Registered Democrats, thoughtful Independents and reasonable Republicans are extremely anxious if not downright disturbed about what the next four years will bring. The country, as we all know, actually chose Hillary Clinton. She received 2.8 million more votes than Trump. But because of some vestigial organ called the electoral college, the loser was declared the winner.
The first thing the 115th Congress should do is do away with the electoral college and repair democracy by instituting a system in which the person who gets the most votes wins. Send this major and essential change out to the states and have 38 states ratify this constitutional amendment in record time. Then our new, improved and truly democratic system will be ready for the 2020 presidential election.
The issue of conflict of interest as it applies to Donald Trump’s financial dealings will haunt this president for his entire time. It is hard not to believe that this alone will trip him up at some point.

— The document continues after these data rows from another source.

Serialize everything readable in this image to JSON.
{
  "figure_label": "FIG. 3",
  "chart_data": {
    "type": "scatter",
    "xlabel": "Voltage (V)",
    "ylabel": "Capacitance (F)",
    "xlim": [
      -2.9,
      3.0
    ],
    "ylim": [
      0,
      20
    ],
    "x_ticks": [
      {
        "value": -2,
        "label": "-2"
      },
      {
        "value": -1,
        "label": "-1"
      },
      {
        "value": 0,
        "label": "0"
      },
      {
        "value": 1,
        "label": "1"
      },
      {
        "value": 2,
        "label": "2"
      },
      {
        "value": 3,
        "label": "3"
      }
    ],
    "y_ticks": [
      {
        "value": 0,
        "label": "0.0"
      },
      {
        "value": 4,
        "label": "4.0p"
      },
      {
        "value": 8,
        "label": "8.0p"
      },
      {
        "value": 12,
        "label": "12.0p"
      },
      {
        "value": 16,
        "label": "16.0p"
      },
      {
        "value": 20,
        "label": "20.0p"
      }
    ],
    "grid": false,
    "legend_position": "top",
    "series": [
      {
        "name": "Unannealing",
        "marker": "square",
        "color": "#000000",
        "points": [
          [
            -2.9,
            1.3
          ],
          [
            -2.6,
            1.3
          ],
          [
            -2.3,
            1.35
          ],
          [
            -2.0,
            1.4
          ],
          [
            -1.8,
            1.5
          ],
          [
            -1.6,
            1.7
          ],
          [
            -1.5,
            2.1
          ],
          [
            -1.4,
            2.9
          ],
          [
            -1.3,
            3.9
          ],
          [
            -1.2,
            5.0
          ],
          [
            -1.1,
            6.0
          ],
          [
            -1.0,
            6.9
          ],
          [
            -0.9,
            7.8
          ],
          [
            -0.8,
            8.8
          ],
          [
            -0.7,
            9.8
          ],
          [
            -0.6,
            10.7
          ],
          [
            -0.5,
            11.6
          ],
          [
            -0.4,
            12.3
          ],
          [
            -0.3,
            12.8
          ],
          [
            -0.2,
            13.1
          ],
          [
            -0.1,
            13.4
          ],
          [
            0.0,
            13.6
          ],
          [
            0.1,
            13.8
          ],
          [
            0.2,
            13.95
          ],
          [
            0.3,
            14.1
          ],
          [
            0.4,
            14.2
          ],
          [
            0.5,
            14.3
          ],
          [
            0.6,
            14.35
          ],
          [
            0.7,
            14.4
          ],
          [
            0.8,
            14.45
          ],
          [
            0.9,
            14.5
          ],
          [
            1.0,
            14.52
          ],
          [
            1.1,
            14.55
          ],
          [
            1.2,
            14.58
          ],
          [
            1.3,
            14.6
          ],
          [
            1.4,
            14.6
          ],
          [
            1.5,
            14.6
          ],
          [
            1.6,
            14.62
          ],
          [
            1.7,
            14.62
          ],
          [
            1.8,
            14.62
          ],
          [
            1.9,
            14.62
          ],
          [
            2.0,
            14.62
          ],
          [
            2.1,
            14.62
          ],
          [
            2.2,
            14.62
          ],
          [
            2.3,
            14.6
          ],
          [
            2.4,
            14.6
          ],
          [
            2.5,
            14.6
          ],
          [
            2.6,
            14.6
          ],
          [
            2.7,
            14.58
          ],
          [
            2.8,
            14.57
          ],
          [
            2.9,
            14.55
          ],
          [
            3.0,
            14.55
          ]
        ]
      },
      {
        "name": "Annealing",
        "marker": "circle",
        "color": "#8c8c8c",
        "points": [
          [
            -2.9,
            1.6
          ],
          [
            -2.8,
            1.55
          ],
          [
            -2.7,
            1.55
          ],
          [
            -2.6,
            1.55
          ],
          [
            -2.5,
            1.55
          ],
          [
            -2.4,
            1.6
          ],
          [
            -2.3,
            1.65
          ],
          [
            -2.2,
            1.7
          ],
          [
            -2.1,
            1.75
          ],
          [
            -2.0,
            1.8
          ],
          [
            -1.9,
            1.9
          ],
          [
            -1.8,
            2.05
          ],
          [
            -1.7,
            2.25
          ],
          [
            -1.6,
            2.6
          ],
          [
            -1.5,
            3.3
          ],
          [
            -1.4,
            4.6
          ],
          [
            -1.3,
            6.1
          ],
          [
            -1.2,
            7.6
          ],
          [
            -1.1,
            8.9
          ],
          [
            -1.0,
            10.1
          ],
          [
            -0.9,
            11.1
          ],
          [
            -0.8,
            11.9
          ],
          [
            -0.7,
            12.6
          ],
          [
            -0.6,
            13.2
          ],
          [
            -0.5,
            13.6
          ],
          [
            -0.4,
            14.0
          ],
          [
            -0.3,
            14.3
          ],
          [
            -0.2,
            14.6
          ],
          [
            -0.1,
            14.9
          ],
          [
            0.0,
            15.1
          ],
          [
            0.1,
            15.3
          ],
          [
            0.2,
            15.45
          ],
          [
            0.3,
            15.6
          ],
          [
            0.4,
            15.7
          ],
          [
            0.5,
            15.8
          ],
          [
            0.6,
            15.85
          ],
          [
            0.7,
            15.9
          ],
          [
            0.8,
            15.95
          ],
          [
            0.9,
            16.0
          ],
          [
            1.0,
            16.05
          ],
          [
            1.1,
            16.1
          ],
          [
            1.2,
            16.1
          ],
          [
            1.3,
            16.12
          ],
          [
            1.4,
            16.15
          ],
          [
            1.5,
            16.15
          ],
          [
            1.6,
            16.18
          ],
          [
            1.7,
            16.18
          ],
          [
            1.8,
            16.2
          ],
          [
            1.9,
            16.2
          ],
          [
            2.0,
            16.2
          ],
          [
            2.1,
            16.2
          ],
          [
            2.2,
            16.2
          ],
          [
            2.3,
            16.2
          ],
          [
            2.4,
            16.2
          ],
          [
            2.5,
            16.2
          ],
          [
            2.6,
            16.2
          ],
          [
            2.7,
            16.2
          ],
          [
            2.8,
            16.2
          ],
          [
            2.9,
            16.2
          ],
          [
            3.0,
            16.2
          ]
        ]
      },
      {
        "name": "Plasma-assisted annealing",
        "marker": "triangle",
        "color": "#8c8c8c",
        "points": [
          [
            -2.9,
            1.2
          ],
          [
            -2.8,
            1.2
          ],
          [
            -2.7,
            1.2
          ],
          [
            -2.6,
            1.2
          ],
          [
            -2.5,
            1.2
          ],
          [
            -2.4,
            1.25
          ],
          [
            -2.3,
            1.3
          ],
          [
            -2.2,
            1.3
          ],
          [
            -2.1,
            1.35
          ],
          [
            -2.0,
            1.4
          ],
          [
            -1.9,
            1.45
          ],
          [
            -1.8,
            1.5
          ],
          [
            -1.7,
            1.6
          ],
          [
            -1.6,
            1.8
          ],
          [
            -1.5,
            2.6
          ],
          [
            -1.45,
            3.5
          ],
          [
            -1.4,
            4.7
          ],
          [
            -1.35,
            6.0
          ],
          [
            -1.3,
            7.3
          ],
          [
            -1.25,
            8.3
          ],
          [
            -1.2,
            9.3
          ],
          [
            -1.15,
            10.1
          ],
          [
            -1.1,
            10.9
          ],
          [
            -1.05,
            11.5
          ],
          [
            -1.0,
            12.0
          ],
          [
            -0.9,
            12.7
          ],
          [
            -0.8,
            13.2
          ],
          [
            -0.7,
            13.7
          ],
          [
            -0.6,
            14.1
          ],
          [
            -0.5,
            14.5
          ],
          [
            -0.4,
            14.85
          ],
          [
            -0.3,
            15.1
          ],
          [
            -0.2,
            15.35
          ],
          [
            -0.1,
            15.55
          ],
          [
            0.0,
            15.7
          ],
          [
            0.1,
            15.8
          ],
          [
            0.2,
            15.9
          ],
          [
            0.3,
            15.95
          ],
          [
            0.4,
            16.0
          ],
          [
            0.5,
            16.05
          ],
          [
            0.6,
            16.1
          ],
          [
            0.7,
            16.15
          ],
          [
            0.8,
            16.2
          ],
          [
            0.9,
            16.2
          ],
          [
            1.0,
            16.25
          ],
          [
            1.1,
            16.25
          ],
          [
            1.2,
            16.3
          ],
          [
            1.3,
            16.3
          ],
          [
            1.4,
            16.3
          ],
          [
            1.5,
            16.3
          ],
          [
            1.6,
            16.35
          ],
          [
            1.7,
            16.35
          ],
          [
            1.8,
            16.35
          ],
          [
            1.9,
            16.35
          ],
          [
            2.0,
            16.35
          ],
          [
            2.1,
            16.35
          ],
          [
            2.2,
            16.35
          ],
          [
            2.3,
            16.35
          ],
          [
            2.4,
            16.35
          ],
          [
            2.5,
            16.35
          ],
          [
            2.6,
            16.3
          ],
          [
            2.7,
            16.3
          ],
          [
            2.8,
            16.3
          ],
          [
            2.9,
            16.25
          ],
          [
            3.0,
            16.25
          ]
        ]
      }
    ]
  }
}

It is not too far-fetched to envision impeachment proceedings, conviction and removal from office. Or a resignation “a la Nixon.” Then we will be talking about President Pence.
For the purposes of this column, let’s assume that Trump serves a full four-year term. The first thing he should do is stop tweeting. His words may be wildly misinterpreted and we all could be the victims of his un-presidential utterings.
Second, the new president should take up reading. I don’t expect him to be a scholar, but policy should not be formulated and decisions of global importance made by watching “the shows.” His initial personnel decisions for the cabinet and other high offices seem to have only one thing in common: you must be rich. Fabulously rich.
The U.S. Senate hopefully will reject some of the most odious choices (Sessions at Justice, DeVos at Education, Puzder at Labor, Price at Health and Human Services). We will soon find out if there are any “Profiles in Courage” on the Republican side of that august body.
Finally, Mr. President-elect, surprise me and the entire country and make your inaugural speech inclusive, uplifting and inspiring. Jimmy Carter, Bill and Hillary Clinton and even George W. Bush will be there. Class up your act!